These few months have been quite a roller coaster for me. After spending 10 years in one school,the time had finally come for me to change from school to college. After the summer break I started going to a new school(college). Let’s name this college XYZ. XYZ was quite a nice place. The buildings, the teachers, the principal were all good. The only problem was the people. If there’s one thing about me, it’s that I’m an introvert and it gets really hard for me to make friends, but….once you get to know me, trust me I’m the most extroverted person you’ve ever met. So I did have classsmates approach me and I did make new friends. Everything was going alright.
But just after a few weeks, I realised I couldn’t really vibe in XYZ. Now I don’t mean like chilling and all the cool stuff but, soon I didn’t find the teachers that great and friends, well they were alright. Knowing how important these initial years of my college were, in terms of studies and how XYZ weren’t meeting the expectations of my parents, so my parents decided to change my school. It didn’t take much time for them to choose the next school. But for me it was a tough decision to make.

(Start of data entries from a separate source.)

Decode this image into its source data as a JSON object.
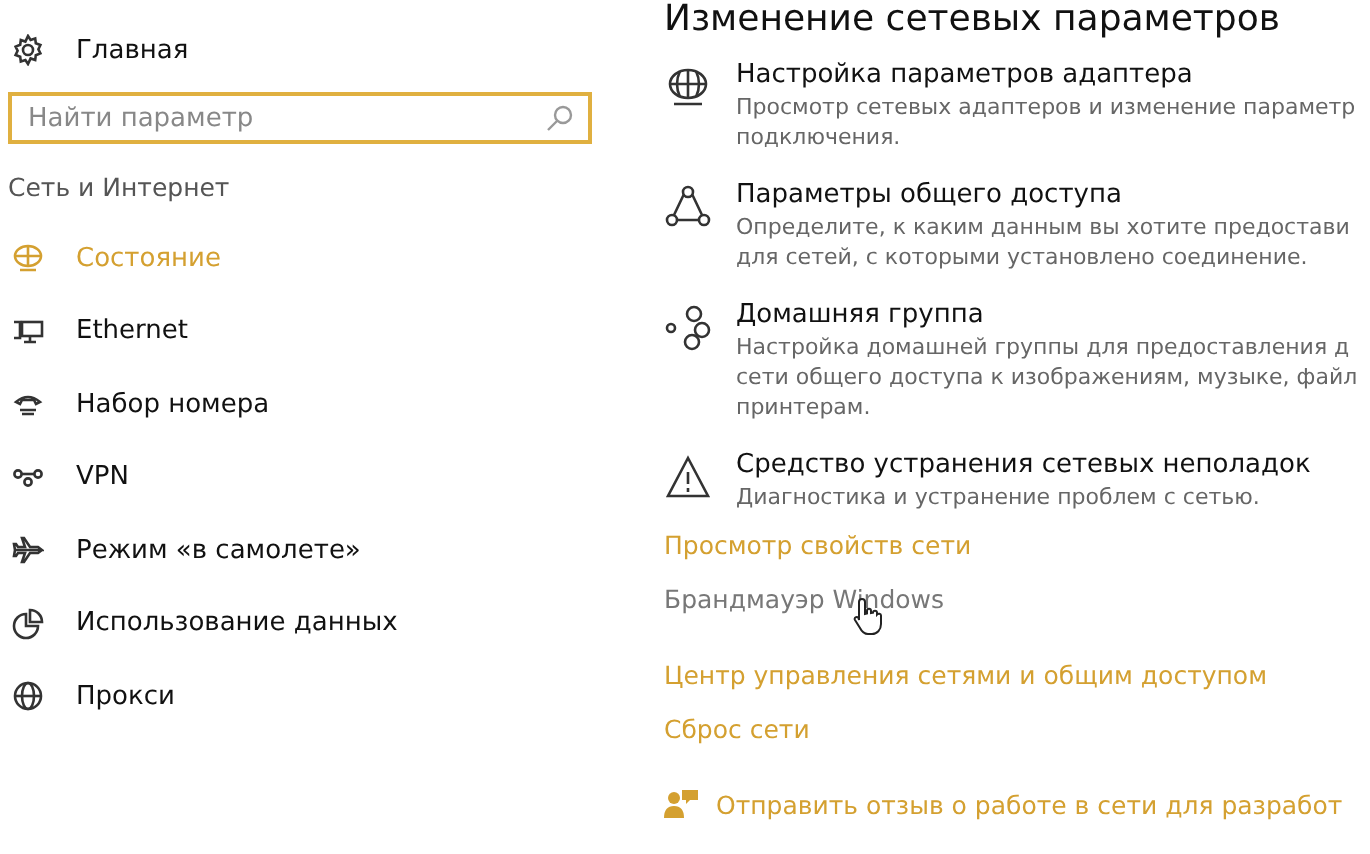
{
  "sidebar": {
    "home": {
      "label": "Главная"
    },
    "search": {
      "placeholder": "Найти параметр"
    },
    "section": "Сеть и Интернет",
    "items": [
      {
        "kind": "status",
        "label": "Состояние",
        "selected": true
      },
      {
        "kind": "ethernet",
        "label": "Ethernet",
        "selected": false
      },
      {
        "kind": "dialup",
        "label": "Набор номера",
        "selected": false
      },
      {
        "kind": "vpn",
        "label": "VPN",
        "selected": false
      },
      {
        "kind": "airplane",
        "label": "Режим «в самолете»",
        "selected": false
      },
      {
        "kind": "data",
        "label": "Использование данных",
        "selected": false
      },
      {
        "kind": "proxy",
        "label": "Прокси",
        "selected": false
      }
    ]
  },
  "content": {
    "title": "Изменение сетевых параметров",
    "options": [
      {
        "kind": "adapter",
        "title": "Настройка параметров адаптера",
        "description": "Просмотр сетевых адаптеров и изменение параметр\nподключения."
      },
      {
        "kind": "sharing",
        "title": "Параметры общего доступа",
        "description": "Определите, к каким данным вы хотите предостави\nдля сетей, с которыми установлено соединение."
      },
      {
        "kind": "homegroup",
        "title": "Домашняя группа",
        "description": "Настройка домашней группы для предоставления д\nсети общего доступа к изображениям, музыке, файл\nпринтерам."
      },
      {
        "kind": "troubleshoot",
        "title": "Средство устранения сетевых неполадок",
        "description": "Диагностика и устранение проблем с сетью."
      }
    ],
    "links": [
      {
        "label": "Просмотр свойств сети",
        "hovered": false
      },
      {
        "label": "Брандмауэр Windows",
        "hovered": true
      },
      {
        "label": "Центр управления сетями и общим доступом",
        "hovered": false
      },
      {
        "label": "Сброс сети",
        "hovered": false
      }
    ],
    "feedback": {
      "label": "Отправить отзыв о работе в сети для разработ"
    }
  }
}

Leaving school mid semester meant that I would have to go through the whole process again of meeting new people, making new friends, and adapting to a whole new environment. But this time things would be more problematic since I would be joining mid semester and there would have already been friend groups in the new school I would be joining . Nonetheless I joined the new school after a week, because at the end of the day it’s the quality teaching that matters. So now we have a transaction from XYZ to..ABC. ABC was quite different then any other school especially because it was kind of a “strict" school. Apart from studies there weren’t much activities. At the first studies were going good..I did make a couple of friends.
But gradually studies started to drop. There are friend groups in my class and in my bus. Although I’m some what a part of both friend groups, at the same time I’m not. I feel like if you have to be a part of these friend groups you need to socialize a lot and use the same language as them(profanity) .There was a small phase a few weeks back, where I felt I had no actual friend to talk to in class. The friend group in class used to talk among themselves. The girls would talk to me, but they were more like a trio and more closer among themselves. They had their inside jokes.
Eventually I felt left out. During this time, my studies weren’t going too well either. I would study late at night yet my rank wouldn’t go up, instead they kept going down and down. The friend group in the bus knew each other pretty well especially because most of them were from the same old school(coincidentally their previous school was XYZ). The bus people would talk ALOT like ALOT ALOT. I preferred listening to music in the bus. At first I did feel bad when I would overhear them planning hangouts. At that moment I felt like nothing was good in my life, but eventually I realised that I actually love my own company instead. The few times, the friend group involved me. I would enjoy but not actually have fun with them. It felt like everyone had to just fake around and laugh over things which were well… not funny. I would think about how I could cut myself off from them at that moment.
As days went by I felt that I started enjoying my own company a lot more. It’s not like I stopped socialising with the bus group or my class group. I do talk to them but only some times. And honestly I think that’s the perfect amount of socialising one needs in life. Studies started to get better with the change of my timetable. Instead of being a night owl, I am now an early bird. Everything feels perfect. Not a very happening life like most of my friends I see on social media but, it’s the kind of life that makes me happy, and the kind of life I want to live.